The most vicious pirates of the Carribean want to find out who is the biggest cutthroat, so they make a bet. They're all sailing the same route, and whoever can show the biggest amount of loot at the end of the journey wins. Master pirate Redhook plays the judge, but there aren't many rules - everything is allowed as long as it earns gold.
Redhook's Revenge is one of these boardgames on the computer. The Carribean becomes a playfield, sailing is a matter of rolling the dice and then moving along a predefined line. The square you land on this way contains an event. This can either be something simple like 'go two steps backwards', 'you find 500 pieces of gold' or a multiple choice question. The questions test your knowledge about historical pirates, pirate novels, pirate movies and general sailing-related stuff. Correct answers are rewarded with gold and additional supplies.

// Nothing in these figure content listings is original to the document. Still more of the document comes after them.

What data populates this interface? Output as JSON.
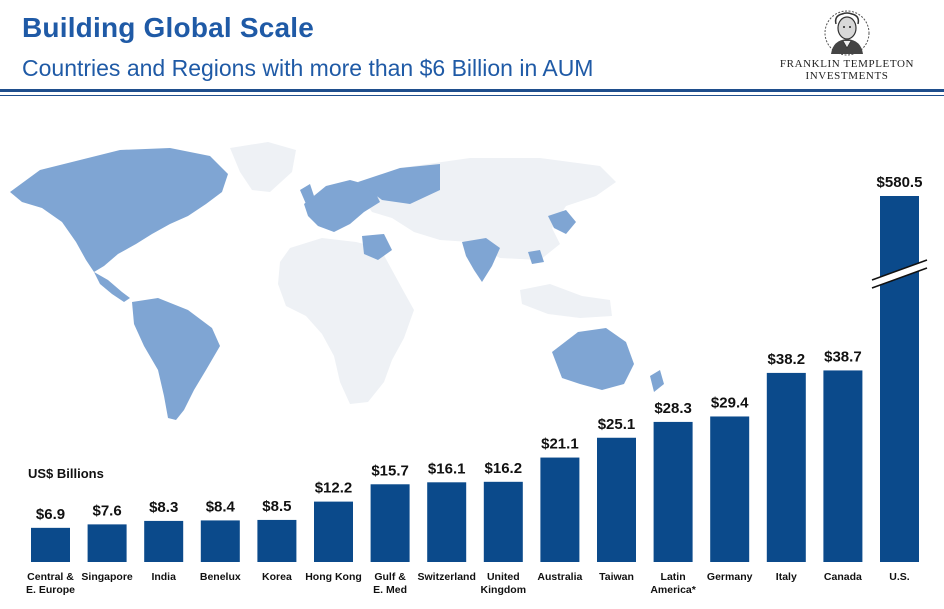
{
  "header": {
    "title": "Building Global Scale",
    "subtitle": "Countries and Regions with more than $6 Billion in AUM"
  },
  "logo": {
    "line1": "FRANKLIN TEMPLETON",
    "line2": "INVESTMENTS",
    "icon": "benjamin-franklin-portrait-icon"
  },
  "colors": {
    "bar": "#0b4a8b",
    "title": "#1f5aa6",
    "map_highlight": "#7fa5d3",
    "map_base": "#eef1f5"
  },
  "chart_data": {
    "type": "bar",
    "ylabel": "US$ Billions",
    "axis_break": true,
    "categories": [
      [
        "Central &",
        "E. Europe"
      ],
      [
        "Singapore"
      ],
      [
        "India"
      ],
      [
        "Benelux"
      ],
      [
        "Korea"
      ],
      [
        "Hong Kong"
      ],
      [
        "Gulf &",
        "E. Med"
      ],
      [
        "Switzerland"
      ],
      [
        "United",
        "Kingdom"
      ],
      [
        "Australia"
      ],
      [
        "Taiwan"
      ],
      [
        "Latin",
        "America*"
      ],
      [
        "Germany"
      ],
      [
        "Italy"
      ],
      [
        "Canada"
      ],
      [
        "U.S."
      ]
    ],
    "values": [
      6.9,
      7.6,
      8.3,
      8.4,
      8.5,
      12.2,
      15.7,
      16.1,
      16.2,
      21.1,
      25.1,
      28.3,
      29.4,
      38.2,
      38.7,
      580.5
    ],
    "value_labels": [
      "$6.9",
      "$7.6",
      "$8.3",
      "$8.4",
      "$8.5",
      "$12.2",
      "$15.7",
      "$16.1",
      "$16.2",
      "$21.1",
      "$25.1",
      "$28.3",
      "$29.4",
      "$38.2",
      "$38.7",
      "$580.5"
    ]
  }
}
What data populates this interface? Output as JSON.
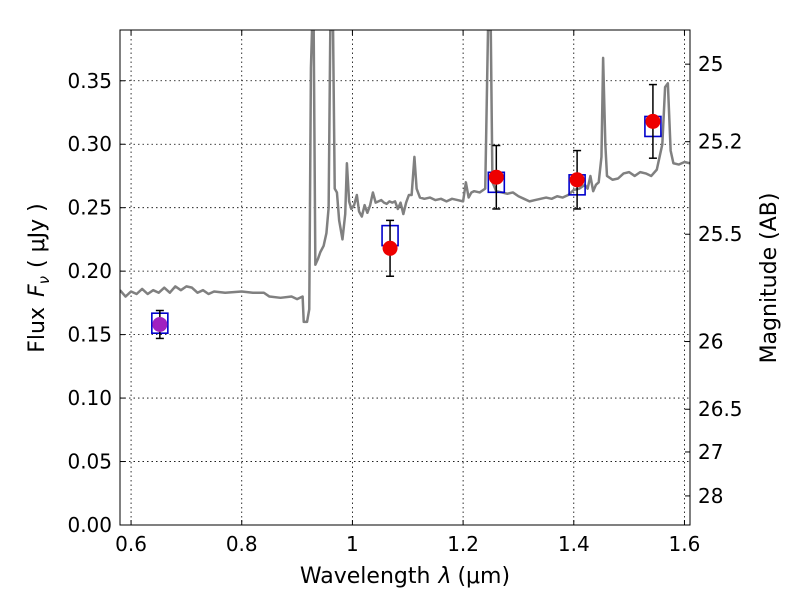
{
  "chart_data": {
    "type": "scatter",
    "title": "",
    "xlabel": "Wavelength",
    "xlabel_symbol": "λ",
    "xlabel_unit": "(μm)",
    "ylabel": "Flux",
    "ylabel_symbol": "F",
    "ylabel_subscript": "ν",
    "ylabel_unit": "( μJy )",
    "y2label": "Magnitude (AB)",
    "xlim": [
      0.58,
      1.61
    ],
    "ylim": [
      0.0,
      0.39
    ],
    "grid": true,
    "x_ticks": [
      {
        "value": 0.6,
        "label": "0.6"
      },
      {
        "value": 0.8,
        "label": "0.8"
      },
      {
        "value": 1.0,
        "label": "1"
      },
      {
        "value": 1.2,
        "label": "1.2"
      },
      {
        "value": 1.4,
        "label": "1.4"
      },
      {
        "value": 1.6,
        "label": "1.6"
      }
    ],
    "y_ticks": [
      {
        "value": 0.0,
        "label": "0.00"
      },
      {
        "value": 0.05,
        "label": "0.05"
      },
      {
        "value": 0.1,
        "label": "0.10"
      },
      {
        "value": 0.15,
        "label": "0.15"
      },
      {
        "value": 0.2,
        "label": "0.20"
      },
      {
        "value": 0.25,
        "label": "0.25"
      },
      {
        "value": 0.3,
        "label": "0.30"
      },
      {
        "value": 0.35,
        "label": "0.35"
      }
    ],
    "y2_ticks": [
      {
        "mag": 25,
        "label": "25"
      },
      {
        "mag": 25.2,
        "label": "25.2"
      },
      {
        "mag": 25.5,
        "label": "25.5"
      },
      {
        "mag": 26,
        "label": "26"
      },
      {
        "mag": 26.5,
        "label": "26.5"
      },
      {
        "mag": 27,
        "label": "27"
      },
      {
        "mag": 28,
        "label": "28"
      }
    ],
    "model_spectrum": {
      "color": "#808080",
      "points": [
        [
          0.58,
          0.185
        ],
        [
          0.59,
          0.18
        ],
        [
          0.6,
          0.184
        ],
        [
          0.61,
          0.182
        ],
        [
          0.62,
          0.186
        ],
        [
          0.63,
          0.182
        ],
        [
          0.64,
          0.185
        ],
        [
          0.65,
          0.183
        ],
        [
          0.66,
          0.187
        ],
        [
          0.67,
          0.183
        ],
        [
          0.68,
          0.188
        ],
        [
          0.69,
          0.185
        ],
        [
          0.7,
          0.188
        ],
        [
          0.71,
          0.187
        ],
        [
          0.72,
          0.183
        ],
        [
          0.73,
          0.185
        ],
        [
          0.74,
          0.182
        ],
        [
          0.75,
          0.184
        ],
        [
          0.77,
          0.183
        ],
        [
          0.8,
          0.184
        ],
        [
          0.82,
          0.183
        ],
        [
          0.84,
          0.183
        ],
        [
          0.85,
          0.18
        ],
        [
          0.87,
          0.179
        ],
        [
          0.89,
          0.18
        ],
        [
          0.9,
          0.178
        ],
        [
          0.91,
          0.18
        ],
        [
          0.912,
          0.16
        ],
        [
          0.918,
          0.16
        ],
        [
          0.922,
          0.17
        ],
        [
          0.925,
          0.36
        ],
        [
          0.927,
          0.39
        ],
        [
          0.93,
          0.39
        ],
        [
          0.933,
          0.205
        ],
        [
          0.938,
          0.21
        ],
        [
          0.942,
          0.215
        ],
        [
          0.948,
          0.22
        ],
        [
          0.953,
          0.23
        ],
        [
          0.957,
          0.25
        ],
        [
          0.96,
          0.39
        ],
        [
          0.965,
          0.39
        ],
        [
          0.968,
          0.265
        ],
        [
          0.972,
          0.262
        ],
        [
          0.976,
          0.24
        ],
        [
          0.982,
          0.225
        ],
        [
          0.987,
          0.245
        ],
        [
          0.99,
          0.285
        ],
        [
          0.994,
          0.255
        ],
        [
          0.998,
          0.249
        ],
        [
          1.003,
          0.252
        ],
        [
          1.008,
          0.26
        ],
        [
          1.012,
          0.247
        ],
        [
          1.017,
          0.243
        ],
        [
          1.022,
          0.252
        ],
        [
          1.027,
          0.246
        ],
        [
          1.032,
          0.252
        ],
        [
          1.037,
          0.262
        ],
        [
          1.042,
          0.254
        ],
        [
          1.047,
          0.255
        ],
        [
          1.052,
          0.256
        ],
        [
          1.057,
          0.254
        ],
        [
          1.062,
          0.253
        ],
        [
          1.067,
          0.255
        ],
        [
          1.072,
          0.254
        ],
        [
          1.077,
          0.255
        ],
        [
          1.082,
          0.249
        ],
        [
          1.087,
          0.254
        ],
        [
          1.092,
          0.245
        ],
        [
          1.097,
          0.254
        ],
        [
          1.102,
          0.26
        ],
        [
          1.107,
          0.26
        ],
        [
          1.112,
          0.29
        ],
        [
          1.116,
          0.265
        ],
        [
          1.122,
          0.258
        ],
        [
          1.13,
          0.257
        ],
        [
          1.14,
          0.258
        ],
        [
          1.15,
          0.256
        ],
        [
          1.16,
          0.257
        ],
        [
          1.17,
          0.255
        ],
        [
          1.18,
          0.257
        ],
        [
          1.19,
          0.256
        ],
        [
          1.2,
          0.255
        ],
        [
          1.205,
          0.27
        ],
        [
          1.21,
          0.258
        ],
        [
          1.215,
          0.262
        ],
        [
          1.22,
          0.263
        ],
        [
          1.23,
          0.262
        ],
        [
          1.24,
          0.265
        ],
        [
          1.245,
          0.39
        ],
        [
          1.25,
          0.39
        ],
        [
          1.253,
          0.27
        ],
        [
          1.26,
          0.263
        ],
        [
          1.27,
          0.262
        ],
        [
          1.28,
          0.261
        ],
        [
          1.29,
          0.262
        ],
        [
          1.3,
          0.259
        ],
        [
          1.31,
          0.257
        ],
        [
          1.32,
          0.255
        ],
        [
          1.33,
          0.256
        ],
        [
          1.34,
          0.257
        ],
        [
          1.35,
          0.258
        ],
        [
          1.36,
          0.257
        ],
        [
          1.37,
          0.259
        ],
        [
          1.38,
          0.258
        ],
        [
          1.39,
          0.26
        ],
        [
          1.4,
          0.264
        ],
        [
          1.41,
          0.265
        ],
        [
          1.42,
          0.268
        ],
        [
          1.425,
          0.265
        ],
        [
          1.43,
          0.275
        ],
        [
          1.435,
          0.263
        ],
        [
          1.44,
          0.268
        ],
        [
          1.445,
          0.27
        ],
        [
          1.45,
          0.29
        ],
        [
          1.453,
          0.368
        ],
        [
          1.457,
          0.3
        ],
        [
          1.46,
          0.275
        ],
        [
          1.47,
          0.272
        ],
        [
          1.48,
          0.273
        ],
        [
          1.49,
          0.277
        ],
        [
          1.5,
          0.278
        ],
        [
          1.51,
          0.275
        ],
        [
          1.52,
          0.278
        ],
        [
          1.53,
          0.277
        ],
        [
          1.54,
          0.275
        ],
        [
          1.55,
          0.28
        ],
        [
          1.56,
          0.3
        ],
        [
          1.565,
          0.345
        ],
        [
          1.57,
          0.348
        ],
        [
          1.575,
          0.295
        ],
        [
          1.58,
          0.285
        ],
        [
          1.59,
          0.284
        ],
        [
          1.6,
          0.286
        ],
        [
          1.61,
          0.285
        ]
      ]
    },
    "model_photometry": {
      "marker": "square",
      "color": "#0000cc",
      "points": [
        [
          0.652,
          0.159
        ],
        [
          1.068,
          0.228
        ],
        [
          1.26,
          0.27
        ],
        [
          1.406,
          0.268
        ],
        [
          1.543,
          0.314
        ]
      ]
    },
    "observed": {
      "marker": "circle",
      "color": "#ee0000",
      "points": [
        {
          "x": 0.652,
          "y": 0.158,
          "yerr": 0.011,
          "color": "#a020c0"
        },
        {
          "x": 1.068,
          "y": 0.218,
          "yerr": 0.022
        },
        {
          "x": 1.26,
          "y": 0.274,
          "yerr": 0.025
        },
        {
          "x": 1.406,
          "y": 0.272,
          "yerr": 0.023
        },
        {
          "x": 1.543,
          "y": 0.318,
          "yerr": 0.029
        }
      ]
    }
  }
}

Supplies like a compass or cloth can be used to avoid negative effects of events. The compass, for example, helps you navigate through thick fog. Without one, you have to pass one turn. You can also keep hostages in your cargo hold, in the hope to receive ransom for them later. Cannons are perhaps the most important piece of equipment for every pirate, though.
The reason is obvious: The competitors' ships can meet on the same square. Then, a battle between them ensues. For each cannon on board, the pirates can roll one dice and whoever rolls the higher numbers wins, looting some money from the enemy and 'winning' the square. So, the more cannons, the bigger the chances for success. Pillaging cities is done the same way: If your ship lands on the right square belonging to one, you can attack the fortress in the hope to sail away with the town's riches.
Being a 'digital boardgame', Redhook's Revenge of course suffers from the same problems as the whole genre. First of all, the trivia questions are repeating themselves too quickly. Once you know them, a good part of the motivation is gone. Second, the more humans participate, the more fun. Playing against AI enemies is alright, but it can hardly compare to the Schadenfreude (sorry, there's no aequivalent translation of that word - look it up) you feel if you've just beaten someone sitting next to you in a battle and stolen his or her money. In any case, it's the perfect party game.
ImagiSOFT started offering the full version of this Shareware game for free in 2004. It can be downloaded from their website (see related links), but that doesn't mean it has gone into public domain. Free redistribution still isn't permitted - and that is why there isn't a direct download link right here on this site. Anyway, it should be worth the two additional clicks needed to head over there.